Voicebox는 대규모 데이터 셋으로 Text-guided speech infilling task 을 학습하여 in-context learning 능력을 가져 학습 때 마주하지 않은 Task에 대해서도 우수한 성능을 보임
- 기존 SOTA 모델들과 비교하였을 때 상대적으로 더욱 우수한 성능을 보임
어떠한 길이에도 Speech infilling 이 가능

Promblem formulation

Notation
- $x = ( x^ 1, x ^ 2 , …, x ^N)$ : $N$ 프레임으로 구성된 오디오 샘플
- $y = ( y^ 1,y ^ 2 , …, y ^ M)$ : $M$ 개의 음소로 구성된 텍스트 시퀀스
- $m$ : Binary temporal mask
- $x_{mis} = m \odot x$ : Missing data
- $x_{ctx} = (1-m) \odot x$ : Context data
- $l = ( l ^ 1, l ^ 2 , …, l ^M)$ : 각 음소마다의 Duration
- $z = \text{rep} (y, l ) =( z^ 1, z ^ 2 , …,z ^N)$ : 프레임 별 음소 Transcript
목표
- In-context learning 을 통해 여러개의 Text-guided speech generation task 를 수행할 수 있는 Single model 만들기
Text-guided speech infilling task
- 주변 오디오 샘플과 텍스트를 통해 Speech segment 예측하기
- 모델이 학습 하는 것 : $p(x_{mis} | y, x _{ctx})$

Method

Audio model & Duration model
Flow-matching with an optimal transport path
Classifier-free guidance

Audio model

Untitled

Context 를 담당하는 텍스트 $z$ 와 길이가 $N$ 인 $x_{ctx}$ 가 주어졌을 때, $x _ {mix}$ 의 분포는 매우 Stochastic 합니다. 또한 $x _ {mis}$ 의 Temporal span 이 크다면 이를 예측하는 것은 더욱 어렵습니다.
저자들은 Conditional normalizing flow 를 활용해 $x_{mis}$의 분포를 Parametrizing 하고자 하였고, Flow-matching objective with optimal-transport 로 학습하였습니다.
Context 에 해당하는 $z$ 와 $x _ {ctx}$ 는 Figure 2와 같이 모델의 입력으로 사용됩니다.

Flow-matching

[Flow-matching, 2023] 에서 제안한 Optimal Transport path 인 Conditional flow 를 학습합니다.
- $p _ t ( x | x _ 1) = \mathcal{N} ( x | t x _ 1, (1-(1-\sigma _ {\text{min}}) t )^ 2 I )$
- $u _ t (x | x _ 1) = \frac{x _ 1 - (1- \sigma _ {\text{min}})x}{1- ( 1- \sigma _ {\text{min}})t}$
- $x _ t = ( 1- (1-\sigma _ {\text{min}} ) t ) x _ 0 + tx$

\[\mathcal{L}_ {\text{CFM}} ( \theta ) = \mathbb{E} _ {t,q(x_{1}),p_{t} (x|x_{1})} || u_{t} (x|x_{1}) - v_{t} (x; \theta ) || ^2\] \[\mathcal{L} _ {\text{audio-CFM}} (\theta) = \mathbb{E} _ {t,m,q(x,z),p_0(x_0)} || u_t (x_t | x) - v_t(x_t,x_{ctx},z;\theta) ||^2\]

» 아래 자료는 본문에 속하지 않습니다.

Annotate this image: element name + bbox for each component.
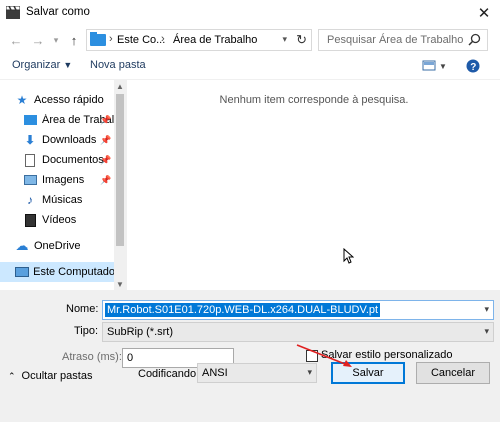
view-icon[interactable]: ▼: [422, 59, 450, 73]
arrow-left-icon: ←: [9, 32, 23, 48]
sidebar-item-this-pc[interactable]: Este Computador: [0, 262, 114, 282]
search-input[interactable]: Pesquisar Área de Trabalho: [327, 34, 463, 46]
delay-value: 0: [127, 352, 134, 364]
breadcrumb-computer[interactable]: Este Co...: [117, 34, 165, 46]
custom-style-checkbox[interactable]: [306, 350, 318, 362]
arrow-right-icon: →: [31, 32, 45, 48]
breadcrumb-desktop[interactable]: Área de Trabalho: [173, 34, 257, 46]
organize-button[interactable]: Organizar ▼: [12, 59, 72, 71]
computer-icon: [14, 264, 29, 280]
file-type-select[interactable]: SubRip (*.srt) ▾: [102, 322, 494, 342]
help-icon[interactable]: ?: [466, 59, 480, 73]
hide-folders-label: Ocultar pastas: [21, 370, 93, 382]
sidebar-item-music[interactable]: ♪ Músicas: [22, 190, 114, 210]
sidebar-item-label: OneDrive: [34, 240, 81, 252]
music-icon: ♪: [27, 193, 33, 207]
close-icon: ✕: [477, 5, 491, 22]
sidebar-item-label: Vídeos: [42, 214, 77, 226]
sidebar-item-label: Imagens: [42, 174, 85, 186]
pin-icon: 📌: [100, 115, 112, 125]
search-box[interactable]: Pesquisar Área de Trabalho: [318, 29, 488, 51]
star-icon: ★: [16, 93, 28, 107]
recent-locations-button[interactable]: ▾: [46, 30, 66, 50]
document-icon: [22, 152, 38, 168]
pin-icon: 📌: [100, 175, 112, 185]
chevron-down-icon: ▾: [484, 326, 489, 336]
chevron-down-icon[interactable]: ▾: [484, 304, 489, 315]
scroll-up-icon[interactable]: ▲: [114, 80, 126, 92]
folder-icon: [90, 32, 106, 46]
search-icon: [468, 33, 481, 46]
sidebar-item-label: Documentos: [42, 154, 104, 166]
up-button[interactable]: ↑: [64, 30, 84, 50]
video-icon: [22, 212, 38, 228]
breadcrumb-separator-icon: ›: [109, 33, 113, 45]
chevron-down-icon[interactable]: ▾: [282, 34, 287, 45]
type-label: Tipo:: [74, 325, 99, 337]
sidebar-item-label: Músicas: [42, 194, 83, 206]
empty-message: Nenhum item corresponde à pesquisa.: [219, 94, 409, 106]
sidebar-item-videos[interactable]: Vídeos: [22, 210, 114, 230]
file-name-value[interactable]: Mr.Robot.S01E01.720p.WEB-DL.x264.DUAL-BL…: [105, 303, 381, 317]
refresh-icon[interactable]: ↻: [296, 32, 307, 48]
pin-icon: 📌: [100, 135, 112, 145]
mouse-cursor-icon: [343, 248, 354, 264]
save-button[interactable]: Salvar: [331, 362, 405, 384]
save-options-panel: Nome: Mr.Robot.S01E01.720p.WEB-DL.x264.D…: [0, 290, 500, 422]
chevron-down-icon: ▾: [307, 367, 312, 377]
new-folder-button[interactable]: Nova pasta: [90, 59, 146, 71]
sidebar-item-label: Downloads: [42, 134, 97, 146]
file-type-value: SubRip (*.srt): [107, 326, 174, 338]
desktop-folder-icon: [22, 112, 38, 128]
clapperboard-icon: [6, 6, 20, 19]
file-list[interactable]: Nenhum item corresponde à pesquisa.: [126, 80, 500, 290]
window-title: Salvar como: [26, 6, 90, 18]
title-bar: Salvar como ✕: [0, 0, 500, 26]
pin-icon: 📌: [100, 155, 112, 165]
svg-text:?: ?: [470, 62, 476, 73]
chevron-down-icon: ▾: [53, 34, 59, 45]
nav-pane-scrollbar[interactable]: ▲ ▼: [114, 80, 126, 290]
chevron-down-icon: ▼: [63, 60, 73, 70]
scrollbar-thumb[interactable]: [116, 94, 124, 246]
encoding-value: ANSI: [202, 367, 228, 379]
hide-folders-button[interactable]: ⌃ Ocultar pastas: [8, 370, 92, 382]
arrow-up-icon: ↑: [70, 32, 78, 48]
sidebar-item-quick-access[interactable]: ★ Acesso rápido: [14, 90, 128, 110]
file-name-field[interactable]: Mr.Robot.S01E01.720p.WEB-DL.x264.DUAL-BL…: [102, 300, 494, 320]
navigation-pane: ★ Acesso rápido Área de Trabalho 📌 ⬇ Dow…: [0, 80, 126, 290]
sidebar-item-onedrive[interactable]: ☁ OneDrive: [14, 236, 128, 256]
forward-button[interactable]: →: [28, 30, 48, 50]
download-icon: ⬇: [24, 133, 36, 147]
address-bar[interactable]: › Este Co... › Área de Trabalho ▾ ↻: [86, 29, 312, 51]
command-bar: Organizar ▼ Nova pasta ▼ ?: [0, 54, 500, 80]
encoding-select[interactable]: ANSI ▾: [197, 363, 317, 383]
breadcrumb-separator-icon: ›: [161, 33, 165, 45]
close-button[interactable]: ✕: [468, 0, 500, 26]
delay-label: Atraso (ms):: [62, 351, 122, 363]
organize-label: Organizar: [12, 59, 61, 71]
sidebar-item-label: Acesso rápido: [34, 94, 104, 106]
back-button[interactable]: ←: [6, 30, 26, 50]
name-label: Nome:: [66, 303, 99, 315]
sidebar-item-label: Este Computador: [33, 266, 114, 278]
chevron-up-icon: ⌃: [8, 370, 16, 381]
encoding-label: Codificando:: [138, 368, 200, 380]
cancel-button[interactable]: Cancelar: [416, 362, 490, 384]
image-icon: [22, 172, 38, 188]
scroll-down-icon[interactable]: ▼: [114, 278, 126, 290]
navigation-bar: ← → ▾ ↑ › Este Co... › Área de Trabalho …: [0, 26, 500, 54]
svg-text:▼: ▼: [439, 62, 447, 71]
cloud-icon: ☁: [15, 238, 29, 253]
custom-style-label[interactable]: Salvar estilo personalizado: [321, 349, 452, 361]
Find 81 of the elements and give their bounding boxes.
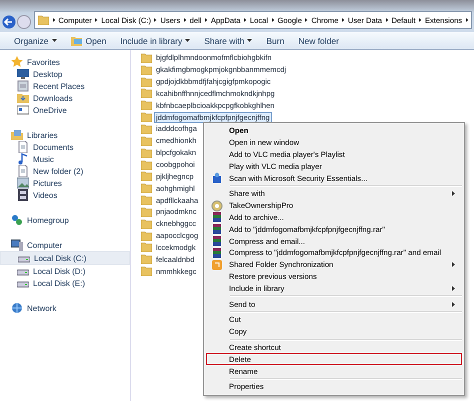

학습 동안 Loss는 모든 프레임에서 계산됩니다. 비록 마스킹 되지 않은 부분은 Inference 때 필요없을 수 있지만, 이렇게 계산하여 모델을 학습 시켰습니다. 이는 [P-Flow, 2023]과 상반되는 모습입니다. 물론 마스킹 된 프레임만 Loss를 계산하여 학습한 버전과 비교해보았을 때, 모든 프레임에서 Loss를 계산한 버전이 더욱 좋은 성능을 보였다고 말하고 있습니다.
인퍼런스 시, 학습된 오디오 분포 $p _ 1 ( x | z , x _ {ctx})$ 에서 샘플링 하기 위해 아래의 단계를 따릅니다.
- $p _ 0$ 에서 노이즈 $x _ 0 \sim N ( 0,1)$ 를 샘플링합니다.
- $\frac{d \phi _ t ( x _ 0 )}{dt} = v _ t ( \phi _ t ( x _ 0 ), x _ {ctx}, z; \theta )$ 와 초기 조건 $\phi _ 0 ( x _ 0 ) = x _ 0$ 가 주어졌을때 $\phi _ 1 ( x _ 0 )$ 를 평가하기 위해 ODE solver를 이용합니다.
ODE solver는 초기조건 $\phi _ 0 (x_0) = x_0$ 가 주어진 상태에서 $t= 0$ 부터 $t= 1$ 까지의 다양한 $t$ 에서 $v _ t$를 평가함으로써, 최종적으로 $\phi _ 1 ( x _ 0 )$ 를 계산합니다.
Number of function evaluation (NFE) 는 $\frac{d \phi _ t ( x _ 0 )}{dt}$ 가 몇 번 계산되는지를 나타냅니다.
Voicebox의 경우, 10 NFE 이하에서도 고품질의 음성을 생성할 수 있었습니다.

Duration model

저자들은 Duration model 과 관련하여 2가지 방식을 생각했습니다.
1. Audio model 처럼 Conditional flow matching 으로 Duration 분포 $q(l | y, l _ {ctx})$ 모델링하기
2. $l _ {ctx}$ 와 $y$ 를 기반으로 Masked duration $l _ {mis}$ 를 Regression 하기
저자들은 2번 방식을 채택하였습니다. 모델은 마스킹된 Phoneme 에 대해 아래의 $L_1$ regression loss 로 학습하게 됩니다.

\[\mathcal{L}_{\text{dur-regr-m}}(\theta) = \mathbb{E} _{m,q(l,.y)}||m' \odot l _{mis} - g(l _{ctx} , y ; \theta )) || _ 1\]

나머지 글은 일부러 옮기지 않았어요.